Spencer Group has given VIP visitors special access to two of Hull’s most significant developments – the pioneering Ron Dearing University Technical College (UTC) and the Energy Works power plant.
The high-profile group was given a personal tour of the £10m UTC building, which is nearing completion, by Principal Sarah Pashley and Chair of Trustees, Charlie Spencer OBE, Executive Chairman of Spencer Group, one of the UTC’s Founding Partner employers.
The visit was combined with a tour of the huge Energy Works green energy facility, which has been developed by Spencer Group and is being delivered by principal contractor M+W Group.
The VIP group included Alan Johnson, the former Hull West and Hessle MP, who championed the cause of establishing Hull’s first UTC; Lord Haskins, Humber Local Enterprise Partnership (LEP) Chair; Finbarr Dowling, former Hull Project Director for another UTC Founding Partner, Siemens; Paul Sewell OBE, Executive Chair of Sewell Group, whose construction arm is delivering the new school; and Councillor Julia Conner, a member of Hull City Council’s Planning Committee, which approved both schemes.
The visitors were given an exclusive insight into the UTC’s state-of-the-art learning spaces and facilities, including dedicated zones for digital technology, design, project development and testing.
Mrs Pashley and Mr Spencer also explained how the school, its facilities and curriculum had been specifically designed with the UTC’s employer partners to support the development of tech-savvy young people with the skills and qualifications leading local businesses need to drive forward the region’s economy.
Mr Johnson, a former Education Secretary, said the exciting vision for Hull’s first employer-led school was now becoming reality.
He said: “The vision for the UTC is perfect for Hull, but having the vision and putting it into effect are different things entirely.
“The leadership shown by Sarah and the way that so many businesses have come together to support the school is why I believe this won’t just be a great UTC, but a role model for the rest of the country.”
Lord Haskins paid tribute to the deep commitment to the UTC from its business backers.
He said: “I’m very impressed by what I’ve seen but, at the same time, it’s typical of what’s happening in Hull at the present time. It’s a wonderful story.
“This UTC adds a new dimension to the region’s skills agenda. The key thing is the business support the UTC has got. One of the main challenges of the skills agenda generally is getting businesses involved, but the UTC has certainly got business behind it and that’s a great thing to build on.”
The group then moved on to see the vast Energy Works power plant which is being built on the east bank of the river Hull.
The £200m Energy Works scheme is one of the UK’s most innovative green energy facilities and the Humber region’s largest current development. Spencer Group has steered Energy Works from concept to delivery and the company is now playing a key part in its construction.

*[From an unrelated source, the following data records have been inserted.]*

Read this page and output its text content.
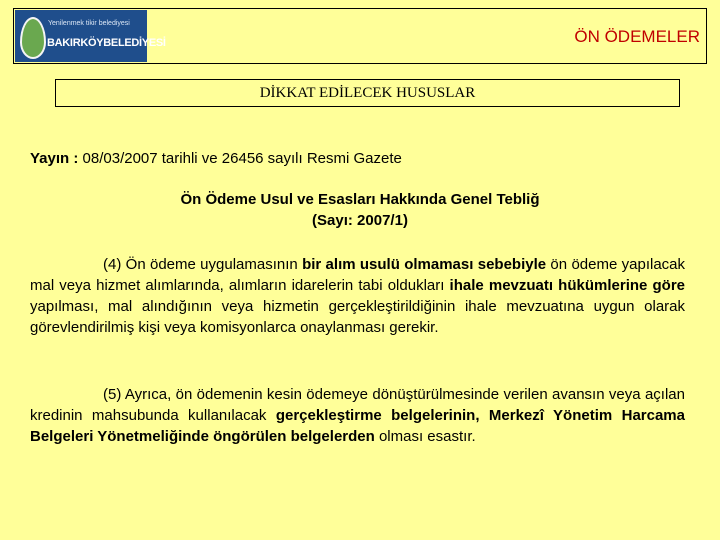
Yenilenmek tikir belediyesi
BAKIRKÖYBELEDİYESİ	ÖN ÖDEMELER
DİKKAT EDİLECEK HUSUSLAR
Yayın : 08/03/2007 tarihli ve 26456 sayılı Resmi Gazete
Ön Ödeme Usul ve Esasları Hakkında Genel Tebliğ
(Sayı: 2007/1)

(4) Ön ödeme uygulamasının bir alım usulü olmaması sebebiyle ön ödeme yapılacak mal veya hizmet alımlarında, alımların idarelerin tabi oldukları ihale mevzuatı hükümlerine göre yapılması, mal alındığının veya hizmetin gerçekleştirildiğinin ihale mevzuatına uygun olarak görevlendirilmiş kişi veya komisyonlarca onaylanması gerekir.

(5) Ayrıca, ön ödemenin kesin ödemeye dönüştürülmesinde verilen avansın veya açılan kredinin mahsubunda kullanılacak gerçekleştirme belgelerinin, Merkezî Yönetim Harcama Belgeleri Yönetmeliğinde öngörülen belgelerden olması esastır.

Lord Haskins said the development was “extremely impressive” and added: “As one of the Humber LEP’s priority sectors, renewable energy in the Humber is fast becoming one of the region’s most important industries.
“Energy Works is a perfect example of our ambition to prolong the Humber’s reputation as the UK’s Energy Estuary for years to come.”
Mr Dowling, who led the team that established world-class and world-scale wind power manufacturing, assembly and logistics operations in Hull, before moving to a new role as Operations Director for Siemens Rolling Stock, was impressed with the scale and ambition of Energy Works.
He said: “This is a very challenging engineering project on several levels – from the civils work through to the mechanical, the team have had to be highly innovative.
“There has been a very significant investment in capital equipment, including Siemens’ transformers and gas turbine, while the process itself – converting waste into green energy – is fascinating and quite complex.
“The teamwork and passion shown by M&W and Spencer Group was very evident. I was also impressed by the way the developers have involved the community from the outset and have programmes in place to ensure that relationship remains positive once the plant is operational.”
Energy Works is due to begin generating electricity in April next year, using an innovative gasification process to produce sufficient energy to power 43,000 homes by processing 250,000 tonnes of refuse-derived fuel (RDF) annually.